Essays on corporate DB pension plans and on cointegrated time-series and panel models

Managing Sponsor Risk in Pension Plans: Dynamic Strategies vs. Pension Assurance: Defined-benefit (DB) pension funds, often underfunded, rely on the legal obligation of their sponsor to secure pension rights for individuals. Because that guarantee is risky, ways must be found to secure the pension promises. This paper is the first to identify the optimal pension fund portfolio, taking into account the riskiness of the sponsor’s guarantee, both with and without external insurance against the sponsor’s riskiness. I show that such Pension Indemnity Assurance (PIA) facilitates the implementation of the optimal strategy even in a First-Best, complete markets setting. I also study the optimal design of PIA taking into account risk-shifting incentives in pension plans. The optimal PIA is a non-redundant asset and contract that reduces the risk-shifting incentives from each party to the pension contract and fully mitigates sponsor risk.

Improving the finite-sample estimators of cointegrated panel models: Though ordinary least square (OLS) estimates are super-convergent with cointegrated variables, their finite-T bias can be large in the presence of endogenous feedback. Fully modified OLS (FMOLS) are the modern and parsimonious tools to measure the long-run [cointegrating] slope between integrated variables in the presence of weak endogeneity, and correct the first-order OLS bias to the extent necessary
to provide a nuisance parameter-free asymptotic distribution: in FMOLS, because the first-stage OLS estimator is consistent, the second-stage asymptotically successfully removes the nuisance parameters. Yet FMOLS nests in T-asymptotic and the finite-T situation is not studied. This paper studies properly the impact of the first-step bias and of its correction in the FMOLS setting, as follows:
• I establish that due to the reliance on biased residuals from the first-step OLS regression, FMOLS asymptotically leave an O(h=T) fraction of the OLS bias, where h is the selected bandwidth.
• I introduce a correction for the residual O(h=T) FMOLS bias, thus also improving the ability to rely on non-parametric techniques in panels.
• I establish the maximal size at which N can grow simultaneously to T for the tests statistics of panel group-mean of time-series estimators to be asymptotically nuisance parameter-free.
In the scenarios reviewed by previous research, my finite-T FMOLS fares compared to its asymptotic estimator, but size distortions increase with the width of the panel.
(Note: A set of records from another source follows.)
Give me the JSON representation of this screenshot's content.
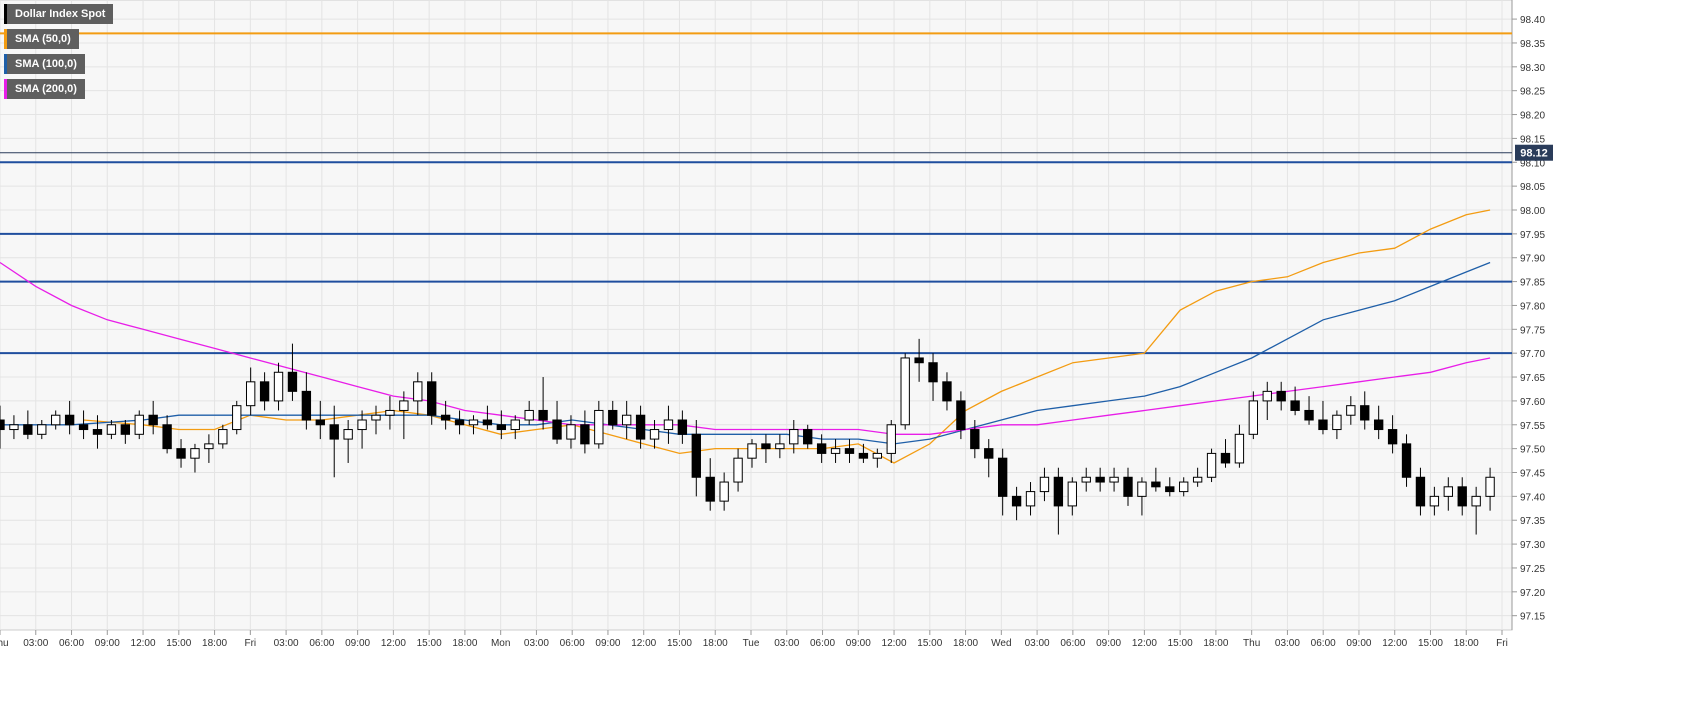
{
  "chart_data": {
    "type": "candlestick",
    "title": "Dollar Index Spot",
    "ylim": [
      97.12,
      98.44
    ],
    "grid": true,
    "legend_position": "top-left",
    "current_price": {
      "value": 98.12,
      "label": "98.12",
      "color": "#2a3c5a"
    },
    "y_ticks": [
      "97.15",
      "97.20",
      "97.25",
      "97.30",
      "97.35",
      "97.40",
      "97.45",
      "97.50",
      "97.55",
      "97.60",
      "97.65",
      "97.70",
      "97.75",
      "97.80",
      "97.85",
      "97.90",
      "97.95",
      "98.00",
      "98.05",
      "98.10",
      "98.15",
      "98.20",
      "98.25",
      "98.30",
      "98.35",
      "98.40"
    ],
    "x_ticks": [
      {
        "label": "Thu",
        "pos": 0
      },
      {
        "label": "03:00",
        "pos": 3
      },
      {
        "label": "06:00",
        "pos": 6
      },
      {
        "label": "09:00",
        "pos": 9
      },
      {
        "label": "12:00",
        "pos": 12
      },
      {
        "label": "15:00",
        "pos": 15
      },
      {
        "label": "18:00",
        "pos": 18
      },
      {
        "label": "Fri",
        "pos": 21
      },
      {
        "label": "03:00",
        "pos": 24
      },
      {
        "label": "06:00",
        "pos": 27
      },
      {
        "label": "09:00",
        "pos": 30
      },
      {
        "label": "12:00",
        "pos": 33
      },
      {
        "label": "15:00",
        "pos": 36
      },
      {
        "label": "18:00",
        "pos": 39
      },
      {
        "label": "Mon",
        "pos": 42
      },
      {
        "label": "03:00",
        "pos": 45
      },
      {
        "label": "06:00",
        "pos": 48
      },
      {
        "label": "09:00",
        "pos": 51
      },
      {
        "label": "12:00",
        "pos": 54
      },
      {
        "label": "15:00",
        "pos": 57
      },
      {
        "label": "18:00",
        "pos": 60
      },
      {
        "label": "Tue",
        "pos": 63
      },
      {
        "label": "03:00",
        "pos": 66
      },
      {
        "label": "06:00",
        "pos": 69
      },
      {
        "label": "09:00",
        "pos": 72
      },
      {
        "label": "12:00",
        "pos": 75
      },
      {
        "label": "15:00",
        "pos": 78
      },
      {
        "label": "18:00",
        "pos": 81
      },
      {
        "label": "Wed",
        "pos": 84
      },
      {
        "label": "03:00",
        "pos": 87
      },
      {
        "label": "06:00",
        "pos": 90
      },
      {
        "label": "09:00",
        "pos": 93
      },
      {
        "label": "12:00",
        "pos": 96
      },
      {
        "label": "15:00",
        "pos": 99
      },
      {
        "label": "18:00",
        "pos": 102
      },
      {
        "label": "Thu",
        "pos": 105
      },
      {
        "label": "03:00",
        "pos": 108
      },
      {
        "label": "06:00",
        "pos": 111
      },
      {
        "label": "09:00",
        "pos": 114
      },
      {
        "label": "12:00",
        "pos": 117
      },
      {
        "label": "15:00",
        "pos": 120
      },
      {
        "label": "18:00",
        "pos": 123
      },
      {
        "label": "Fri",
        "pos": 126
      }
    ],
    "horizontal_levels": [
      {
        "value": 98.37,
        "color": "#f39c12"
      },
      {
        "value": 98.1,
        "color": "#1f4e9e"
      },
      {
        "value": 97.95,
        "color": "#1f4e9e"
      },
      {
        "value": 97.85,
        "color": "#1f4e9e"
      },
      {
        "value": 97.7,
        "color": "#1f4e9e"
      }
    ],
    "series": [
      {
        "name": "SMA (50,0)",
        "color": "#f39c12",
        "x": [
          7,
          12,
          15,
          18,
          21,
          24,
          27,
          30,
          33,
          36,
          39,
          42,
          45,
          48,
          51,
          54,
          57,
          60,
          63,
          66,
          69,
          72,
          75,
          78,
          81,
          84,
          87,
          90,
          93,
          96,
          99,
          102,
          105,
          108,
          111,
          114,
          117,
          120,
          123,
          125
        ],
        "values": [
          97.56,
          97.55,
          97.54,
          97.54,
          97.57,
          97.56,
          97.56,
          97.57,
          97.58,
          97.57,
          97.55,
          97.53,
          97.54,
          97.55,
          97.53,
          97.51,
          97.49,
          97.5,
          97.5,
          97.5,
          97.5,
          97.51,
          97.47,
          97.51,
          97.58,
          97.62,
          97.65,
          97.68,
          97.69,
          97.7,
          97.79,
          97.83,
          97.85,
          97.86,
          97.89,
          97.91,
          97.92,
          97.96,
          97.99,
          98.0
        ]
      },
      {
        "name": "SMA (100,0)",
        "color": "#1f5fa8",
        "x": [
          0,
          6,
          12,
          15,
          18,
          21,
          24,
          27,
          30,
          33,
          36,
          39,
          42,
          45,
          48,
          51,
          54,
          57,
          60,
          63,
          66,
          69,
          72,
          75,
          78,
          81,
          84,
          87,
          90,
          93,
          96,
          99,
          102,
          105,
          108,
          111,
          114,
          117,
          120,
          123,
          125
        ],
        "values": [
          97.55,
          97.55,
          97.56,
          97.57,
          97.57,
          97.57,
          97.57,
          97.57,
          97.57,
          97.57,
          97.57,
          97.56,
          97.55,
          97.55,
          97.56,
          97.55,
          97.54,
          97.53,
          97.53,
          97.53,
          97.53,
          97.52,
          97.52,
          97.51,
          97.52,
          97.54,
          97.56,
          97.58,
          97.59,
          97.6,
          97.61,
          97.63,
          97.66,
          97.69,
          97.73,
          97.77,
          97.79,
          97.81,
          97.84,
          97.87,
          97.89
        ]
      },
      {
        "name": "SMA (200,0)",
        "color": "#e81ee8",
        "x": [
          0,
          3,
          6,
          9,
          12,
          15,
          18,
          21,
          24,
          27,
          30,
          33,
          36,
          39,
          42,
          45,
          48,
          51,
          54,
          57,
          60,
          63,
          66,
          69,
          72,
          75,
          78,
          81,
          84,
          87,
          90,
          93,
          96,
          99,
          102,
          105,
          108,
          111,
          114,
          117,
          120,
          123,
          125
        ],
        "values": [
          97.89,
          97.84,
          97.8,
          97.77,
          97.75,
          97.73,
          97.71,
          97.69,
          97.67,
          97.65,
          97.63,
          97.61,
          97.6,
          97.58,
          97.57,
          97.56,
          97.55,
          97.55,
          97.55,
          97.55,
          97.54,
          97.54,
          97.54,
          97.54,
          97.54,
          97.53,
          97.53,
          97.54,
          97.55,
          97.55,
          97.56,
          97.57,
          97.58,
          97.59,
          97.6,
          97.61,
          97.62,
          97.63,
          97.64,
          97.65,
          97.66,
          97.68,
          97.69
        ]
      },
      {
        "name": "Dollar Index Spot",
        "color": "#000000",
        "ohlc": [
          [
            97.56,
            97.59,
            97.5,
            97.54
          ],
          [
            97.54,
            97.57,
            97.52,
            97.55
          ],
          [
            97.55,
            97.58,
            97.52,
            97.53
          ],
          [
            97.53,
            97.56,
            97.52,
            97.55
          ],
          [
            97.55,
            97.58,
            97.54,
            97.57
          ],
          [
            97.57,
            97.6,
            97.53,
            97.55
          ],
          [
            97.55,
            97.58,
            97.52,
            97.54
          ],
          [
            97.54,
            97.57,
            97.5,
            97.53
          ],
          [
            97.53,
            97.56,
            97.52,
            97.55
          ],
          [
            97.55,
            97.56,
            97.51,
            97.53
          ],
          [
            97.53,
            97.58,
            97.52,
            97.57
          ],
          [
            97.57,
            97.6,
            97.53,
            97.55
          ],
          [
            97.55,
            97.57,
            97.49,
            97.5
          ],
          [
            97.5,
            97.52,
            97.46,
            97.48
          ],
          [
            97.48,
            97.51,
            97.45,
            97.5
          ],
          [
            97.5,
            97.53,
            97.47,
            97.51
          ],
          [
            97.51,
            97.55,
            97.5,
            97.54
          ],
          [
            97.54,
            97.6,
            97.53,
            97.59
          ],
          [
            97.59,
            97.67,
            97.57,
            97.64
          ],
          [
            97.64,
            97.66,
            97.58,
            97.6
          ],
          [
            97.6,
            97.68,
            97.58,
            97.66
          ],
          [
            97.66,
            97.72,
            97.6,
            97.62
          ],
          [
            97.62,
            97.66,
            97.54,
            97.56
          ],
          [
            97.56,
            97.6,
            97.52,
            97.55
          ],
          [
            97.55,
            97.59,
            97.44,
            97.52
          ],
          [
            97.52,
            97.56,
            97.47,
            97.54
          ],
          [
            97.54,
            97.58,
            97.5,
            97.56
          ],
          [
            97.56,
            97.59,
            97.53,
            97.57
          ],
          [
            97.57,
            97.61,
            97.54,
            97.58
          ],
          [
            97.58,
            97.62,
            97.52,
            97.6
          ],
          [
            97.6,
            97.66,
            97.57,
            97.64
          ],
          [
            97.64,
            97.66,
            97.55,
            97.57
          ],
          [
            97.57,
            97.6,
            97.54,
            97.56
          ],
          [
            97.56,
            97.58,
            97.53,
            97.55
          ],
          [
            97.55,
            97.57,
            97.53,
            97.56
          ],
          [
            97.56,
            97.59,
            97.54,
            97.55
          ],
          [
            97.55,
            97.58,
            97.52,
            97.54
          ],
          [
            97.54,
            97.57,
            97.52,
            97.56
          ],
          [
            97.56,
            97.6,
            97.55,
            97.58
          ],
          [
            97.58,
            97.65,
            97.54,
            97.56
          ],
          [
            97.56,
            97.6,
            97.51,
            97.52
          ],
          [
            97.52,
            97.57,
            97.5,
            97.55
          ],
          [
            97.55,
            97.58,
            97.49,
            97.51
          ],
          [
            97.51,
            97.6,
            97.5,
            97.58
          ],
          [
            97.58,
            97.6,
            97.54,
            97.55
          ],
          [
            97.55,
            97.6,
            97.52,
            97.57
          ],
          [
            97.57,
            97.59,
            97.5,
            97.52
          ],
          [
            97.52,
            97.56,
            97.5,
            97.54
          ],
          [
            97.54,
            97.59,
            97.51,
            97.56
          ],
          [
            97.56,
            97.58,
            97.51,
            97.53
          ],
          [
            97.53,
            97.56,
            97.4,
            97.44
          ],
          [
            97.44,
            97.48,
            97.37,
            97.39
          ],
          [
            97.39,
            97.45,
            97.37,
            97.43
          ],
          [
            97.43,
            97.5,
            97.41,
            97.48
          ],
          [
            97.48,
            97.52,
            97.46,
            97.51
          ],
          [
            97.51,
            97.53,
            97.47,
            97.5
          ],
          [
            97.5,
            97.53,
            97.48,
            97.51
          ],
          [
            97.51,
            97.56,
            97.49,
            97.54
          ],
          [
            97.54,
            97.55,
            97.5,
            97.51
          ],
          [
            97.51,
            97.53,
            97.47,
            97.49
          ],
          [
            97.49,
            97.52,
            97.47,
            97.5
          ],
          [
            97.5,
            97.52,
            97.47,
            97.49
          ],
          [
            97.49,
            97.51,
            97.47,
            97.48
          ],
          [
            97.48,
            97.5,
            97.46,
            97.49
          ],
          [
            97.49,
            97.56,
            97.47,
            97.55
          ],
          [
            97.55,
            97.7,
            97.54,
            97.69
          ],
          [
            97.69,
            97.73,
            97.64,
            97.68
          ],
          [
            97.68,
            97.7,
            97.6,
            97.64
          ],
          [
            97.64,
            97.66,
            97.58,
            97.6
          ],
          [
            97.6,
            97.62,
            97.52,
            97.54
          ],
          [
            97.54,
            97.56,
            97.48,
            97.5
          ],
          [
            97.5,
            97.52,
            97.44,
            97.48
          ],
          [
            97.48,
            97.5,
            97.36,
            97.4
          ],
          [
            97.4,
            97.42,
            97.35,
            97.38
          ],
          [
            97.38,
            97.43,
            97.36,
            97.41
          ],
          [
            97.41,
            97.46,
            97.39,
            97.44
          ],
          [
            97.44,
            97.46,
            97.32,
            97.38
          ],
          [
            97.38,
            97.44,
            97.36,
            97.43
          ],
          [
            97.43,
            97.46,
            97.41,
            97.44
          ],
          [
            97.44,
            97.46,
            97.41,
            97.43
          ],
          [
            97.43,
            97.46,
            97.41,
            97.44
          ],
          [
            97.44,
            97.46,
            97.38,
            97.4
          ],
          [
            97.4,
            97.44,
            97.36,
            97.43
          ],
          [
            97.43,
            97.46,
            97.41,
            97.42
          ],
          [
            97.42,
            97.44,
            97.4,
            97.41
          ],
          [
            97.41,
            97.44,
            97.4,
            97.43
          ],
          [
            97.43,
            97.46,
            97.42,
            97.44
          ],
          [
            97.44,
            97.5,
            97.43,
            97.49
          ],
          [
            97.49,
            97.52,
            97.46,
            97.47
          ],
          [
            97.47,
            97.55,
            97.46,
            97.53
          ],
          [
            97.53,
            97.62,
            97.52,
            97.6
          ],
          [
            97.6,
            97.64,
            97.56,
            97.62
          ],
          [
            97.62,
            97.64,
            97.58,
            97.6
          ],
          [
            97.6,
            97.63,
            97.57,
            97.58
          ],
          [
            97.58,
            97.61,
            97.55,
            97.56
          ],
          [
            97.56,
            97.6,
            97.53,
            97.54
          ],
          [
            97.54,
            97.58,
            97.52,
            97.57
          ],
          [
            97.57,
            97.61,
            97.55,
            97.59
          ],
          [
            97.59,
            97.62,
            97.54,
            97.56
          ],
          [
            97.56,
            97.59,
            97.52,
            97.54
          ],
          [
            97.54,
            97.57,
            97.49,
            97.51
          ],
          [
            97.51,
            97.53,
            97.42,
            97.44
          ],
          [
            97.44,
            97.46,
            97.36,
            97.38
          ],
          [
            97.38,
            97.42,
            97.36,
            97.4
          ],
          [
            97.4,
            97.44,
            97.37,
            97.42
          ],
          [
            97.42,
            97.44,
            97.36,
            97.38
          ],
          [
            97.38,
            97.42,
            97.32,
            97.4
          ],
          [
            97.4,
            97.46,
            97.37,
            97.44
          ]
        ]
      }
    ]
  },
  "legend": {
    "items": [
      {
        "label": "Dollar Index Spot",
        "color": "#000000"
      },
      {
        "label": "SMA (50,0)",
        "color": "#f39c12"
      },
      {
        "label": "SMA (100,0)",
        "color": "#1f5fa8"
      },
      {
        "label": "SMA (200,0)",
        "color": "#e81ee8"
      }
    ]
  }
}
Finite-T panel cointegration : Though ordinary least square (OLS) estimates are super-convergent with cointegrated variables, their finite-T bias can be large in the presence of endogenous feedback. Fully modified OLS (FMOLS, see Phillips and Hansen, 1990 or Pedroni, 2001), or conditionally unbiased FMOLS (FT-FMOLS, see Sender, 2013) are the modern and parsimonious tools to measure the long-run [cointegrating] slope between integrated variables in the presence of weak endogeneity, yet they nest in T-asymptotic, and the application of time-series estimators in panel data results in distortions in the size of the associated test-statistics that increase with the width of the panels. An open question is thus whether, in the presence of weak endogeneity of un unknown form, one can extract information from the panel dimension so as construct estimators with better finite-T properties, and testable hypothesis. The contribution of this paper is to show that in a large-N setting and possibly small-T setting, one can use the information content of the cross-section (under the assumption of homogenous feedback) to build virtually bias-free estimators. As it happens, the gain in precision from the panel data allows for the use of a more flexible and testable weight structure than that embedded in kernels used in nonparametric estimates. Variance is also better estimated, which results in markedly more accurate size statistics compared with existing estimators (OLS, FMOLS or even FT-FMOLS). In the scenarios reviewed by previous research, panel estimators bring not only large improvements with wide panels, but also, perhaps surprisingly, even when the panel width is as small as 20, empirically even in the presence of cross-section heterogeneity.